Aurélien Canot, Media365 : publié le vendredi 12 juin 2026 à 08h54
Cinquième ce jeudi de la 5e étape du Tour Auvergne-Rhône-Alpes, enlevée au sprint par Wout Van Aert, Henri-François Renard-Haquin (23 ans) s'est offert son tout premier Top 5 en World Tour. Le Haut-Marnais en est le premier surpris, lui qui devait à l'origine jouer uniquement le rôle de poisson-pilote de Dillon Corkery.
Arrivé en World Tour en début d'année dernière en rejoignant l'équipe néerlandais PicNic-PostNL, Henri-François Renard-Haquin (23 ans) se souviendra longtemps de son premier Top 5 dans la catégorie.
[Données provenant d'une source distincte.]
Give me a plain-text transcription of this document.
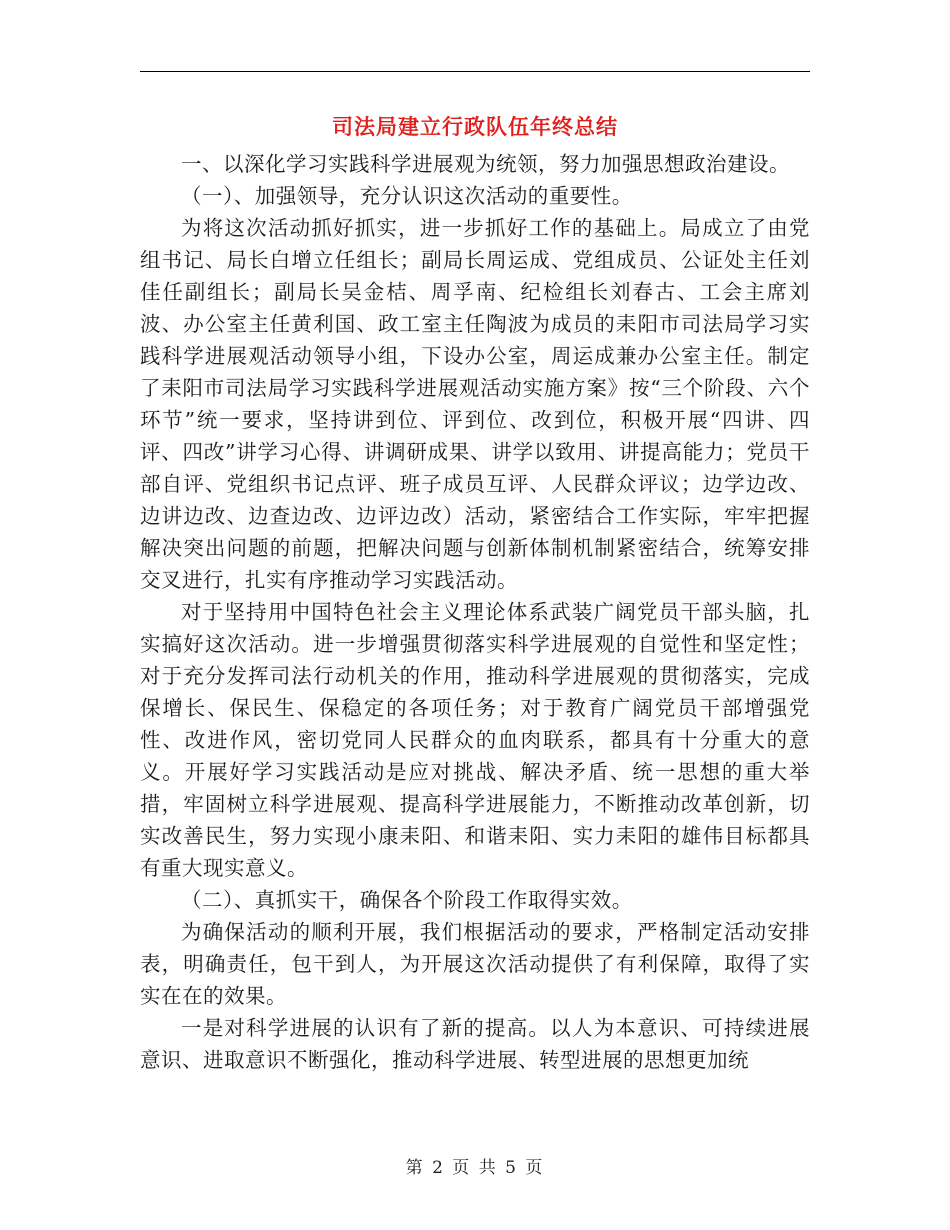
司法局建立行政队伍年终总结

一、以深化学习实践科学进展观为统领，努力加强思想政治建设。

（一）、加强领导，充分认识这次活动的重要性。

为将这次活动抓好抓实，进一步抓好工作的基础上。局成立了由党组书记、局长白增立任组长；副局长周运成、党组成员、公证处主任刘佳任副组长；副局长吴金桔、周孚南、纪检组长刘春古、工会主席刘波、办公室主任黄利国、政工室主任陶波为成员的耒阳市司法局学习实践科学进展观活动领导小组，下设办公室，周运成兼办公室主任。制定了耒阳市司法局学习实践科学进展观活动实施方案》按“三个阶段、六个环节”统一要求，坚持讲到位、评到位、改到位，积极开展“四讲、四评、四改”讲学习心得、讲调研成果、讲学以致用、讲提高能力；党员干部自评、党组织书记点评、班子成员互评、人民群众评议；边学边改、边讲边改、边查边改、边评边改）活动，紧密结合工作实际，牢牢把握解决突出问题的前题，把解决问题与创新体制机制紧密结合，统筹安排交叉进行，扎实有序推动学习实践活动。

对于坚持用中国特色社会主义理论体系武装广阔党员干部头脑，扎实搞好这次活动。进一步增强贯彻落实科学进展观的自觉性和坚定性；对于充分发挥司法行动机关的作用，推动科学进展观的贯彻落实，完成保增长、保民生、保稳定的各项任务；对于教育广阔党员干部增强党性、改进作风，密切党同人民群众的血肉联系，都具有十分重大的意义。开展好学习实践活动是应对挑战、解决矛盾、统一思想的重大举措，牢固树立科学进展观、提高科学进展能力，不断推动改革创新，切实改善民生，努力实现小康耒阳、和谐耒阳、实力耒阳的雄伟目标都具有重大现实意义。

（二）、真抓实干，确保各个阶段工作取得实效。

为确保活动的顺利开展，我们根据活动的要求，严格制定活动安排表，明确责任，包干到人，为开展这次活动提供了有利保障，取得了实实在在的效果。

一是对科学进展的认识有了新的提高。以人为本意识、可持续进展意识、进取意识不断强化，推动科学进展、转型进展的思想更加统

第 2 页 共 5 页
Le jeune espoir français ayant fait ses classes sous les couleurs de la formation Saint-Michel-Auber 93, comme stagiaire, puis chez les Belges de Wagner-Bazin gardera également en mémoire que cette 5e place, ce jeudi sur la 5e étape du Tour Auvergne-Rhône-Alpes, enlevée au sprint par Wout Van Aert, le Haut-Marnais ne pouvait absolument pas l'espérer, ni même s'attendre.
"HFRH" n'est en effet pas censé disputer les sprints jusqu'au bout mais uniquement faire en sorte de mettre Dillon Corkery sur orbite et dans les meilleures conditions possibles, comme le veut son rôle de poisson-pilote de l'Irlandais. Toutefois, ce dernier ayant disparu du rétroviseur du vainqueur du Tour de Moselle en 2023, Renard-Haquin a pu jouer sa propre carte. Après l'arrivée, il semblait encore très étonné de ce scénario qui lui avait permis d'endosser le costume de Corkery le temps d'une étape.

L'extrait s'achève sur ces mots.